Friday, September 12, 2008


OMG I’m sent out for trial downtown to begin my 7 count forcible rape re-trial. That’s ok but I have a preliminary hearing set the next day in Long Beach. It’s been postponed a few times. And I’ve got another trial set the next week (14 counts of robbery) also in Long Beach. The Judge wants to see me. The DA wants to see me. There I am surrounded by the Judge, the 2 DA’s – the one on the preliminary hearing and the one on the robbery trials. They’re “frustrated”. They’re “upset”. They’re “pissed off”. At ME! Cause “YOU GOT YOURSELF ENGAGED!” (for you non criminal attorneys “being engaged” has nothing to do with marriage or sex. [well, maybe] It means that you can only do one thing at a time. If you’re in a trial well you’re not going to be able to do a preliminary hearing or another trial. That’s what it means. I’m a trial lawyer – I go to trials when some judge tells me I’m going. That’s it. But there I am in Long Beach being accused of “GETTING MYSELF ENGAGED!” That’s exactly what the DA’s say. “Mr. Meyer continues to get himself engaged!” They’re beside themselves with anger. You’d think I’d done all the rapes, carjackings, and kidnappings. Okay so their schedules had to be changed. They work me over good.
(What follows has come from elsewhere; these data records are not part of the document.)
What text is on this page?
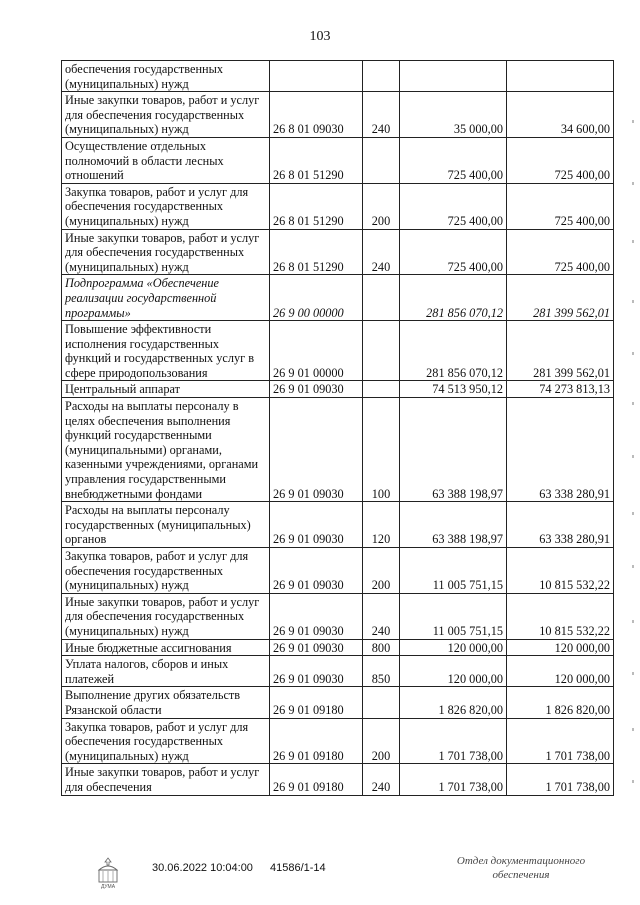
103
обеспечения государственных (муниципальных) нужд				
Иные закупки товаров, работ и услуг для обеспечения государственных (муниципальных) нужд	26 8 01 09030	240	35 000,00	34 600,00
Осуществление отдельных полномочий в области лесных отношений	26 8 01 51290		725 400,00	725 400,00
Закупка товаров, работ и услуг для обеспечения государственных (муниципальных) нужд	26 8 01 51290	200	725 400,00	725 400,00
Иные закупки товаров, работ и услуг для обеспечения государственных (муниципальных) нужд	26 8 01 51290	240	725 400,00	725 400,00
Подпрограмма «Обеспечение реализации государственной программы»	26 9 00 00000		281 856 070,12	281 399 562,01
Повышение эффективности исполнения государственных функций и государственных услуг в сфере природопользования	26 9 01 00000		281 856 070,12	281 399 562,01
Центральный аппарат	26 9 01 09030		74 513 950,12	74 273 813,13
Расходы на выплаты персоналу в целях обеспечения выполнения функций государственными (муниципальными) органами, казенными учреждениями, органами управления государственными внебюджетными фондами	26 9 01 09030	100	63 388 198,97	63 338 280,91
Расходы на выплаты персоналу государственных (муниципальных) органов	26 9 01 09030	120	63 388 198,97	63 338 280,91
Закупка товаров, работ и услуг для обеспечения государственных (муниципальных) нужд	26 9 01 09030	200	11 005 751,15	10 815 532,22
Иные закупки товаров, работ и услуг для обеспечения государственных (муниципальных) нужд	26 9 01 09030	240	11 005 751,15	10 815 532,22
Иные бюджетные ассигнования	26 9 01 09030	800	120 000,00	120 000,00
Уплата налогов, сборов и иных платежей	26 9 01 09030	850	120 000,00	120 000,00
Выполнение других обязательств Рязанской области	26 9 01 09180		1 826 820,00	1 826 820,00
Закупка товаров, работ и услуг для обеспечения государственных (муниципальных) нужд	26 9 01 09180	200	1 701 738,00	1 701 738,00
Иные закупки товаров, работ и услуг для обеспечения	26 9 01 09180	240	1 701 738,00	1 701 738,00
ДУМА
30.06.2022 10:04:00 41586/1-14
Отдел документационного
обеспечения
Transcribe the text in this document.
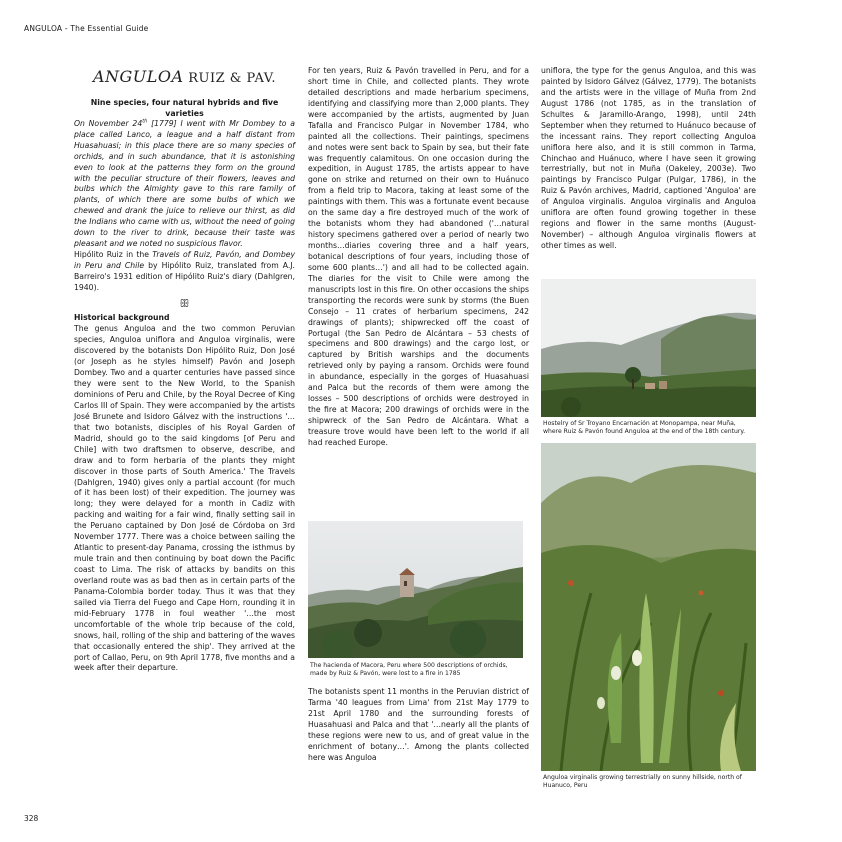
ANGULOA - The Essential Guide
ANGULOA RUIZ & PAV.

Nine species, four natural hybrids and five varieties

On November 24th [1779] I went with Mr Dombey to a place called Lanco, a league and a half distant from Huasahuasi; in this place there are so many species of orchids, and in such abundance, that it is astonishing even to look at the patterns they form on the ground with the peculiar structure of their flowers, leaves and bulbs which the Almighty gave to this rare family of plants, of which there are some bulbs of which we chewed and drank the juice to relieve our thirst, as did the Indians who came with us, without the need of going down to the river to drink, because their taste was pleasant and we noted no suspicious flavor.

Hipólito Ruiz in the Travels of Ruiz, Pavón, and Dombey in Peru and Chile by Hipólito Ruiz, translated from A.J. Barreiro's 1931 edition of Hipólito Ruiz's diary (Dahlgren, 1940).

ꕥ

Historical background

The genus Anguloa and the two common Peruvian species, Anguloa uniflora and Anguloa virginalis, were discovered by the botanists Don Hipólito Ruiz, Don José (or Joseph as he styles himself) Pavón and Joseph Dombey. Two and a quarter centuries have passed since they were sent to the New World, to the Spanish dominions of Peru and Chile, by the Royal Decree of King Carlos III of Spain. They were accompanied by the artists José Brunete and Isidoro Gálvez with the instructions '…that two botanists, disciples of his Royal Garden of Madrid, should go to the said kingdoms [of Peru and Chile] with two draftsmen to observe, describe, and draw and to form herbaria of the plants they might discover in those parts of South America.' The Travels (Dahlgren, 1940) gives only a partial account (for much of it has been lost) of their expedition. The journey was long; they were delayed for a month in Cadiz with packing and waiting for a fair wind, finally setting sail in the Peruano captained by Don José de Córdoba on 3rd November 1777. There was a choice between sailing the Atlantic to present-day Panama, crossing the isthmus by mule train and then continuing by boat down the Pacific coast to Lima. The risk of attacks by bandits on this overland route was as bad then as in certain parts of the Panama-Colombia border today. Thus it was that they sailed via Tierra del Fuego and Cape Horn, rounding it in mid-February 1778 in foul weather '…the most uncomfortable of the whole trip because of the cold, snows, hail, rolling of the ship and battering of the waves that occasionally entered the ship'. They arrived at the port of Callao, Peru, on 9th April 1778, five months and a week after their departure.

For ten years, Ruiz & Pavón travelled in Peru, and for a short time in Chile, and collected plants. They wrote detailed descriptions and made herbarium specimens, identifying and classifying more than 2,000 plants. They were accompanied by the artists, augmented by Juan Tafalla and Francisco Pulgar in November 1784, who painted all the collections. Their paintings, specimens and notes were sent back to Spain by sea, but their fate was frequently calamitous. On one occasion during the expedition, in August 1785, the artists appear to have gone on strike and returned on their own to Huánuco from a field trip to Macora, taking at least some of the paintings with them. This was a fortunate event because on the same day a fire destroyed much of the work of the botanists whom they had abandoned ('…natural history specimens gathered over a period of nearly two months…diaries covering three and a half years, botanical descriptions of four years, including those of some 600 plants…') and all had to be collected again. The diaries for the visit to Chile were among the manuscripts lost in this fire. On other occasions the ships transporting the records were sunk by storms (the Buen Consejo – 11 crates of herbarium specimens, 242 drawings of plants); shipwrecked off the coast of Portugal (the San Pedro de Alcántara – 53 chests of specimens and 800 drawings) and the cargo lost, or captured by British warships and the documents retrieved only by paying a ransom. Orchids were found in abundance, especially in the gorges of Huasahuasi and Palca but the records of them were among the losses – 500 descriptions of orchids were destroyed in the fire at Macora; 200 drawings of orchids were in the shipwreck of the San Pedro de Alcántara. What a treasure trove would have been left to the world if all had reached Europe.

The hacienda of Macora, Peru where 500 descriptions of orchids, made by Ruiz & Pavón, were lost to a fire in 1785
The botanists spent 11 months in the Peruvian district of Tarma '40 leagues from Lima' from 21st May 1779 to 21st April 1780 and the surrounding forests of Huasahuasi and Palca and that '…nearly all the plants of these regions were new to us, and of great value in the enrichment of botany…'. Among the plants collected here was Anguloa

uniflora, the type for the genus Anguloa, and this was painted by Isidoro Gálvez (Gálvez, 1779). The botanists and the artists were in the village of Muña from 2nd August 1786 (not 1785, as in the translation of Schultes & Jaramillo-Arango, 1998), until 24th September when they returned to Huánuco because of the incessant rains. They report collecting Anguloa uniflora here also, and it is still common in Tarma, Chinchao and Huánuco, where I have seen it growing terrestrially, but not in Muña (Oakeley, 2003e). Two paintings by Francisco Pulgar (Pulgar, 1786), in the Ruiz & Pavón archives, Madrid, captioned 'Anguloa' are of Anguloa virginalis. Anguloa virginalis and Anguloa uniflora are often found growing together in these regions and flower in the same months (August-November) – although Anguloa virginalis flowers at other times as well.

Hostelry of Sr Troyano Encarnación at Monopampa, near Muña, where Ruiz & Pavón found Anguloa at the end of the 18th century.
Anguloa virginalis growing terrestrially on sunny hillside, north of Huanuco, Peru
328
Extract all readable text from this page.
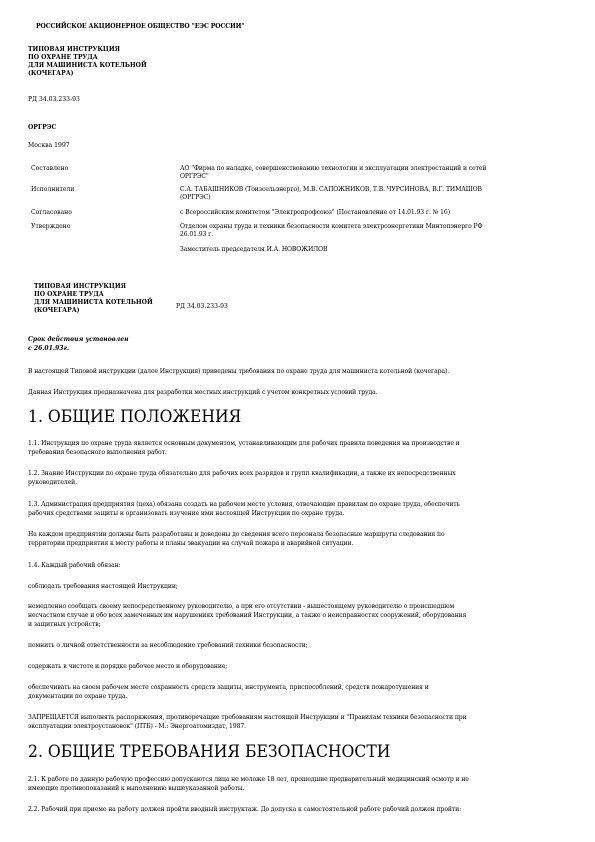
РОССИЙСКОЕ АКЦИОНЕРНОЕ ОБЩЕСТВО "ЕЭС РОССИИ"
ТИПОВАЯ ИНСТРУКЦИЯ
ПО ОХРАНЕ ТРУДА
ДЛЯ МАШИНИСТА КОТЕЛЬНОЙ
(КОЧЕГАРА)
РД 34.03.233-93
ОРГРЭС
Москва 1997
Составлено	АО "Фирма по наладке, совершенствованию технологии и эксплуатации электростанций и сетей
ОРГРЭС"
Исполнители	С.А. ТАБАШНИКОВ (Тоизсельэнерго), М.В. САПОЖНИКОВ, Т.В. ЧУРСИНОВА, В.Г. ТИМАШОВ
(ОРГРЭС)
Согласовано	с Всероссийским комитетом "Электропрофсоюз" (Постановление от 14.01.93 г. № 16)
Утверждено	Отделом охраны труда и техники безопасности комитета электроэнергетики Минтопэнерго РФ
26.01.93 г.
Заместитель председателя И.А. НОВОЖИЛОВ
ТИПОВАЯ ИНСТРУКЦИЯ
ПО ОХРАНЕ ТРУДА
ДЛЯ МАШИНИСТА КОТЕЛЬНОЙ
(КОЧЕГАРА)
РД 34.03.233-93
Срок действия установлен
с 26.01.93г.
В настоящей Типовой инструкции (далее Инструкция) приведены требования по охране труда для машиниста котельной (кочегара).
Данная Инструкция предназначена для разработки местных инструкций с учетом конкретных условий труда.
1. ОБЩИЕ ПОЛОЖЕНИЯ
1.1. Инструкция по охране труда является основным документом, устанавливающим для рабочих правила поведения на производстве и
требования безопасного выполнения работ.
1.2. Знание Инструкции по охране труда обязательно для рабочих всех разрядов и групп квалификации, а также их непосредственных
руководителей.
1.3. Администрация предприятия (цеха) обязана создать на рабочем месте условия, отвечающие правилам по охране труда, обеспечить
рабочих средствами защиты и организовать изучение ими настоящей Инструкции по охране труда.
На каждом предприятии должны быть разработаны и доведены до сведения всего персонала безопасные маршруты следования по
территории предприятия к месту работы и планы эвакуации на случай пожара и аварийной ситуации.
1.4. Каждый рабочий обязан:
соблюдать требования настоящей Инструкции;
немедленно сообщать своему непосредственному руководителю, а при его отсутствии - вышестоящему руководителю о происшедшем
несчастном случае и обо всех замеченных им нарушениях требований Инструкции, а также о неисправностях сооружений, оборудования
и защитных устройств;
помнить о личной ответственности за несоблюдение требований техники безопасности;
содержать в чистоте и порядке рабочее место и оборудование;
обеспечивать на своем рабочем месте сохранность средств защиты, инструмента, приспособлений, средств пожаротушения и
документации по охране труда.
ЗАПРЕЩАЕТСЯ выполнять распоряжения, противоречащие требованиям настоящей Инструкции и "Правилам техники безопасности при
эксплуатации электроустановок" (ПТБ) - М.: Энергоатомиздат, 1987.
2. ОБЩИЕ ТРЕБОВАНИЯ БЕЗОПАСНОСТИ
2.1. К работе по данную рабочую профессию допускаются лица не моложе 18 лет, прошедшие предварительный медицинский осмотр и не
имеющие противопоказаний к выполнению вышеуказанной работы.
2.2. Рабочий при приеме на работу должен пройти вводный инструктаж. До допуска к самостоятельной работе рабочий должен пройти:
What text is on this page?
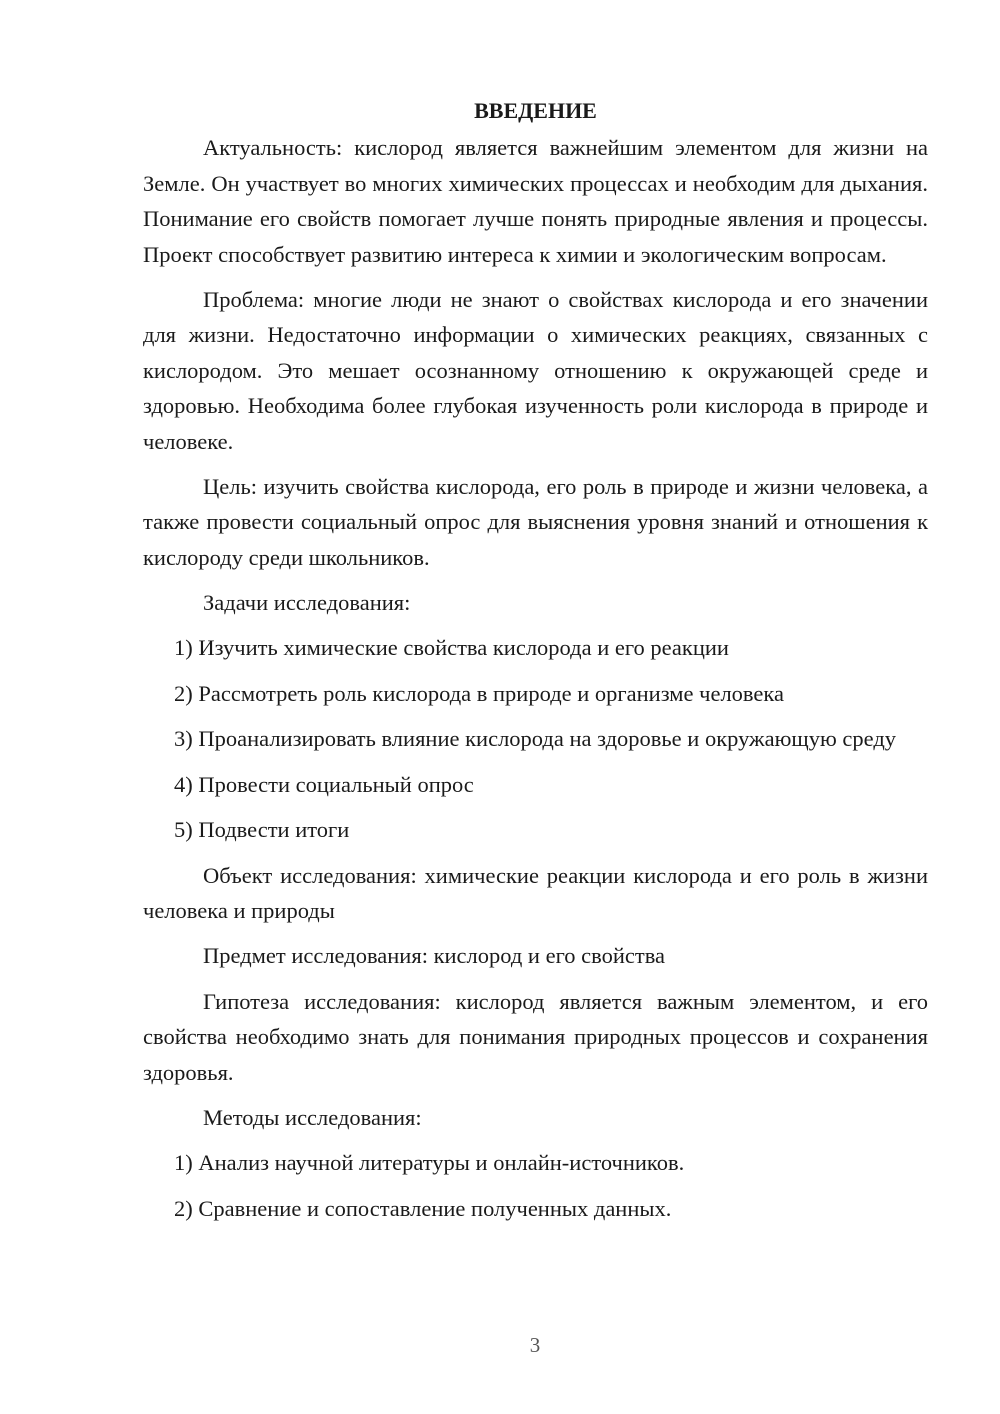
ВВЕДЕНИЕ

Актуальность: кислород является важнейшим элементом для жизни на Земле. Он участвует во многих химических процессах и необходим для дыхания. Понимание его свойств помогает лучше понять природные явления и процессы. Проект способствует развитию интереса к химии и экологическим вопросам.

Проблема: многие люди не знают о свойствах кислорода и его значении для жизни. Недостаточно информации о химических реакциях, связанных с кислородом. Это мешает осознанному отношению к окружающей среде и здоровью. Необходима более глубокая изученность роли кислорода в природе и человеке.

Цель: изучить свойства кислорода, его роль в природе и жизни человека, а также провести социальный опрос для выяснения уровня знаний и отношения к кислороду среди школьников.

Задачи исследования:

1) Изучить химические свойства кислорода и его реакции

2) Рассмотреть роль кислорода в природе и организме человека

3) Проанализировать влияние кислорода на здоровье и окружающую среду

4) Провести социальный опрос

5) Подвести итоги

Объект исследования: химические реакции кислорода и его роль в жизни человека и природы

Предмет исследования: кислород и его свойства

Гипотеза исследования: кислород является важным элементом, и его свойства необходимо знать для понимания природных процессов и сохранения здоровья.

Методы исследования:

1) Анализ научной литературы и онлайн-источников.

2) Сравнение и сопоставление полученных данных.

3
By the time I slink out of there I am so relieved that I’m still in one piece and not in jail myself, I’m actually really looking forward to the relaxation of fighting my forcible rape trial.

Sunday, September 7, 2008

a win is a win is a win

When a win is a win – oh how I wish I could have that look on a win. It’s got to be someone you know is innocent. What are the chances of that? That’s a lot of pressure on a person. And then you gotta, gotta, get the not guilty verdict. Then you can have the same look of shock, relief, gratitude as Johnny Cochrane. Except I could never get myself to believe that Johnny thought OJ was innocent. Maybe he did? I just got a hung jury on a murder & attempted murder, unfortunately the jury found my client guilty on another murder. So I didn't have the same look as Johnny had after his verdict.